Effect of Core Material Stiffness on Sandwich Panel Behavior Beyond the Yield Limit

Sandwich panels attracted designer's interest due to its light weight, excellent corrosion characteristics and rapid installation capabilities. Sandwich panels have been implemented in many industrial applications such as aerospace, marine, architectural and transportation industry. Sandwich panels consist of two face sheets and core. The core is usually made of material softer than the face sheets. Most of the previous work deals with sandwich panel in the elastic range. However the current investigation unveils the effect of the core material stiffness on sandwich panel beyond the yield limit of core material. The modulus of elasticity ratio of the core (Foam) to face (sheet metal) is investigated by applying univariate search optimization technique. The load has been increased in steps in quasi static manner till face sheets reach the yield point. The panel is modeled using a finite element analysis package.

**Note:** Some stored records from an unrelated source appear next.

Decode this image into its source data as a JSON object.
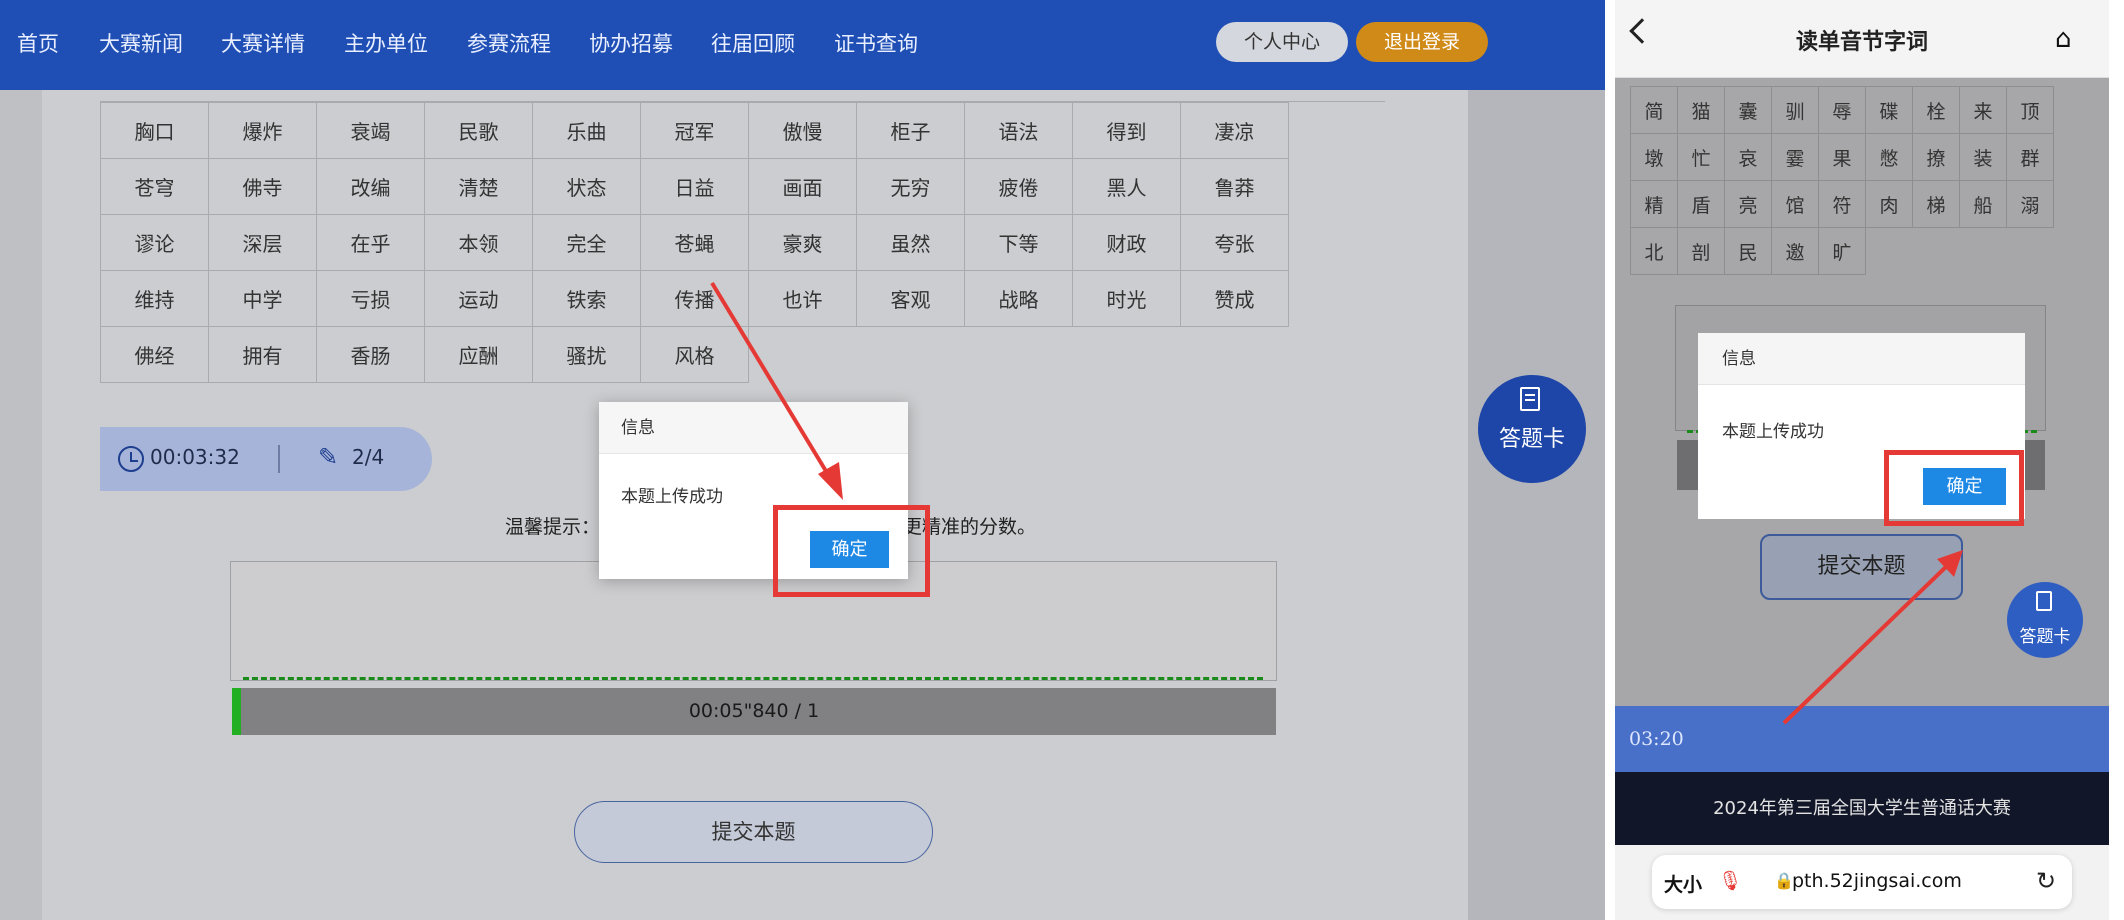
{
  "desktop": {
    "nav": [
      "首页",
      "大赛新闻",
      "大赛详情",
      "主办单位",
      "参赛流程",
      "协办招募",
      "往届回顾",
      "证书查询"
    ],
    "user_center": "个人中心",
    "logout": "退出登录",
    "words": [
      [
        "胸口",
        "爆炸",
        "衰竭",
        "民歌",
        "乐曲",
        "冠军",
        "傲慢",
        "柜子",
        "语法",
        "得到",
        "凄凉"
      ],
      [
        "苍穹",
        "佛寺",
        "改编",
        "清楚",
        "状态",
        "日益",
        "画面",
        "无穷",
        "疲倦",
        "黑人",
        "鲁莽"
      ],
      [
        "谬论",
        "深层",
        "在乎",
        "本领",
        "完全",
        "苍蝇",
        "豪爽",
        "虽然",
        "下等",
        "财政",
        "夸张"
      ],
      [
        "维持",
        "中学",
        "亏损",
        "运动",
        "铁索",
        "传播",
        "也许",
        "客观",
        "战略",
        "时光",
        "赞成"
      ],
      [
        "佛经",
        "拥有",
        "香肠",
        "应酬",
        "骚扰",
        "风格"
      ]
    ],
    "timer": "00:03:32",
    "progress": "2/4",
    "tip_left": "温馨提示：",
    "tip_right": "更精准的分数。",
    "player_time": "00:05\"840 / 1",
    "submit": "提交本题",
    "answer_card": "答题卡",
    "dialog": {
      "title": "信息",
      "body": "本题上传成功",
      "ok": "确定"
    }
  },
  "mobile": {
    "title": "读单音节字词",
    "chars": [
      [
        "简",
        "猫",
        "囊",
        "驯",
        "辱",
        "碟",
        "栓",
        "来",
        "顶"
      ],
      [
        "墩",
        "忙",
        "哀",
        "霎",
        "果",
        "憋",
        "撩",
        "装",
        "群"
      ],
      [
        "精",
        "盾",
        "亮",
        "馆",
        "符",
        "肉",
        "梯",
        "船",
        "溺"
      ],
      [
        "北",
        "剖",
        "民",
        "邀",
        "旷"
      ]
    ],
    "dialog": {
      "title": "信息",
      "body": "本题上传成功",
      "ok": "确定"
    },
    "submit": "提交本题",
    "answer_card": "答题卡",
    "timer": "03:20",
    "footer": "2024年第三届全国大学生普通话大赛",
    "url": {
      "size": "大小",
      "address": "pth.52jingsai.com"
    }
  },
  "colors": {
    "nav": "#1f4fb5",
    "accent": "#d08a18",
    "ok": "#1e88e5",
    "highlight": "#e53935"
  },
  "icons": [
    "back-icon",
    "home-icon",
    "clock-icon",
    "pencil-icon",
    "answer-card-icon",
    "mic-icon",
    "lock-icon",
    "reload-icon"
  ]
}
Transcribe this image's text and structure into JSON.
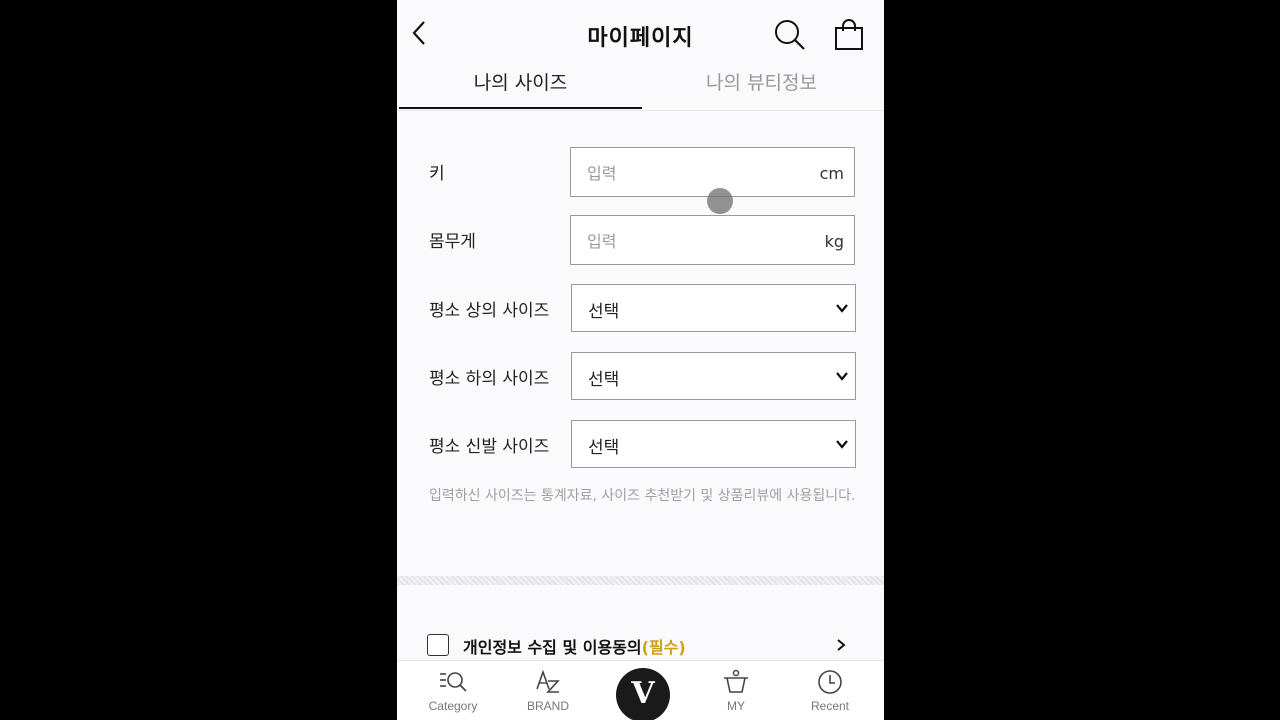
{
  "header": {
    "title": "마이페이지",
    "back_icon": "back-arrow-icon",
    "search_icon": "search-icon",
    "bag_icon": "shopping-bag-icon"
  },
  "tabs": [
    {
      "label": "나의 사이즈",
      "active": true
    },
    {
      "label": "나의 뷰티정보",
      "active": false
    }
  ],
  "form": {
    "height": {
      "label": "키",
      "placeholder": "입력",
      "value": "",
      "unit": "cm"
    },
    "weight": {
      "label": "몸무게",
      "placeholder": "입력",
      "value": "",
      "unit": "kg"
    },
    "top_size": {
      "label": "평소 상의 사이즈",
      "selected": "선택"
    },
    "bottom_size": {
      "label": "평소 하의 사이즈",
      "selected": "선택"
    },
    "shoe_size": {
      "label": "평소 신발 사이즈",
      "selected": "선택"
    }
  },
  "hint": "입력하신 사이즈는 통계자료, 사이즈 추천받기 및 상품리뷰에 사용됩니다.",
  "consent": {
    "label": "개인정보 수집 및 이용동의",
    "required": "(필수)",
    "checked": false
  },
  "bottom_nav": {
    "items": [
      {
        "label": "Category",
        "icon": "category-search-icon"
      },
      {
        "label": "BRAND",
        "icon": "brand-az-icon"
      },
      {
        "label": "V",
        "icon": "home-logo-icon"
      },
      {
        "label": "MY",
        "icon": "my-basket-icon"
      },
      {
        "label": "Recent",
        "icon": "clock-icon"
      }
    ]
  },
  "colors": {
    "accent_required": "#d1a01a",
    "background": "#fafafc",
    "nav_center": "#1a1a1a"
  }
}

Simply supported boundary conditions are applied on all sides of the panel. The model has been validated against numerical and experimental cases that are available in the literature. In addition, experimental investigation has been carried out to validate the finite element model and to verify some selected cases. The finite element model shows very good agreement with the previous work and the experimental investigation. It is proved in this study that the load carrying capacity of the panel increases as the core material goes beyond the yield point. Load transmitted to the face sheets gets higher as the core stiffness gets softer. The stiffer the core material is, the closer the sandwich panel behavior gets to isotopic plate, i.e., face sheets are going to yield before core material.